Non so perché – e nemmeno se qualcun’altro lo ha notato – ma i semafori rossi, a Roma, sono più lunghi di quelli di Milano. Fra l’altro, posso affermarlo con certezza: ho cronometrato il loro lampeggiare più volte in situazioni di viabilità pressoché compatibili in entrambe le città, e ho avuto conferma di quanto non fosse campata in aria la sensazione (altro segnale che sono mezzo svitato, lo so).
Quindi, quando mi capita un semaforo rosso a Roma e realizzo di doverci restare impalato davanti per un bel po’, colgo spesso l’occasione di ricordare un siparietto di me poco più che bambino con mio padre, ormai tantissimo tempo fa.
Era appena successa la strage di piazza Fontana, e in televisione non si parlava (e straparlava, con il senno di poi) altro che di anarchici, e non era un parlare tranquillizzante soprattutto per un ragazzino. Così, gli domandai:
“Papà, ma chi sono gli anarchici?”.
E lui, sorprendentemente:
“Eh, sono persone splendide… Immaginano un modo senza regole imposte da altri, ma dove tutti rispettano e si rispettano. Quella si chiama anarchia”.
“Quindi, in un posto del genere non ci sarebbero nemmeno i semafori?”, ribattei, dopo averci pensato su un po’.
Si mise a ridere, e disse:
“Eh già, sicuro che non ci sarebbero!”.
Io: “Ma allora è impossibile che arrivi l’anarchia…”.
“Infatti. E’ per questo che ci dobbiamo tenere la democrazia”.
E così, in quel giorno ormai parecchio lontano, ho imparato che la democrazia è quella cosa dove ci sono i semafori.
Ieri, a un semaforo rosso di Roma ci sono capitato con mio figlio Michele, e ho avuto memoria e occasione di raccontargli quella storia. Naturalmente, lui sa già benissimo cos’è l’anarchia (anche perché è più grande di quanto lo fossi io allora), e ha sorriso quasi nello stesso modo di come lo fece mio padre quella volta: questo tramandare inconsapevole fra generazioni mi ha intenerito tantissimo, e commosso anche.

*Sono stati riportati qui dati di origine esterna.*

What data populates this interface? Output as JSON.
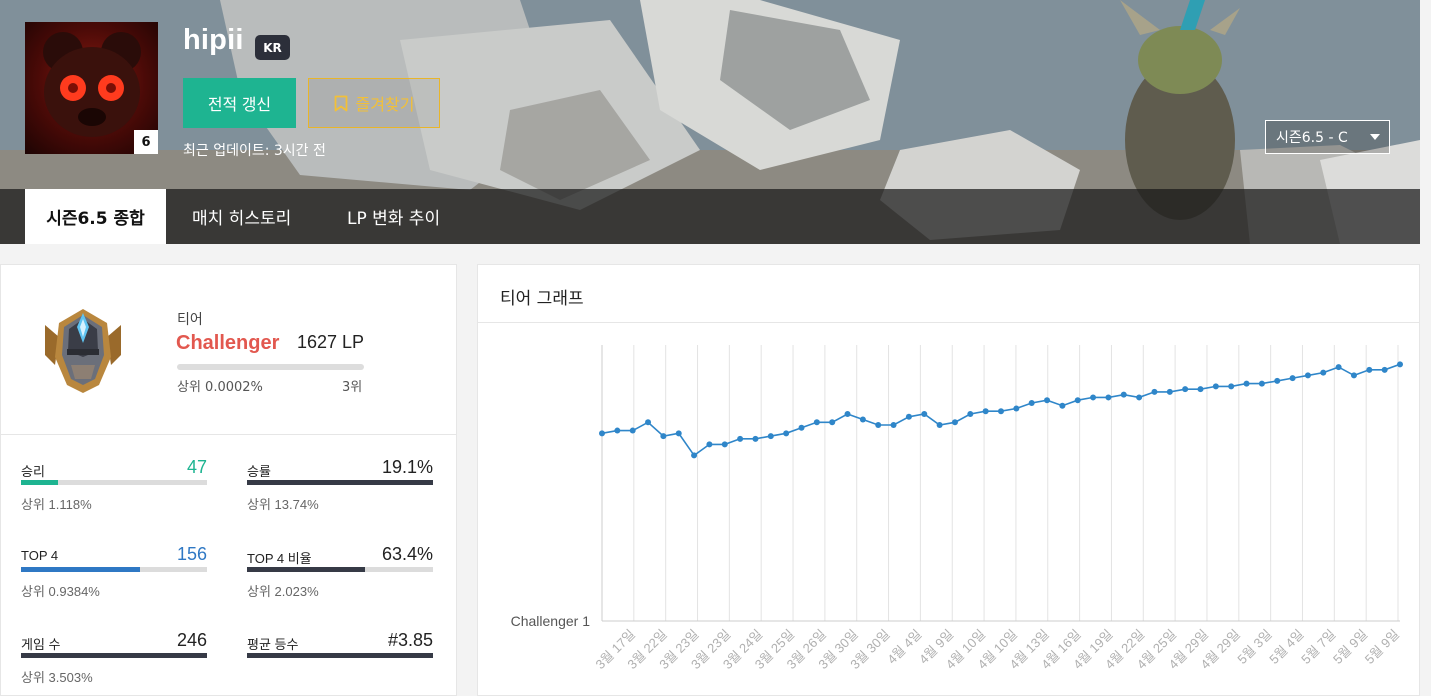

Michele ha anche poi detto che quello gli sembrava un modo singolare e bellissimo per definire anarchia e democrazia, e il suo mi è sembrato il modo migliore per esprimere quello che non colse al volo di fare anche il mio papà, e chissà perché.
I concetti tramandati di padre in figlio, con il figlio-nipote di oggi che chiude il cerchio. Per adesso però, ché magari un giorno ci sarà modo di riaprirlo, solo che la stirpe abbia modo di perpetuarsi di nuovo. Io già ci conto.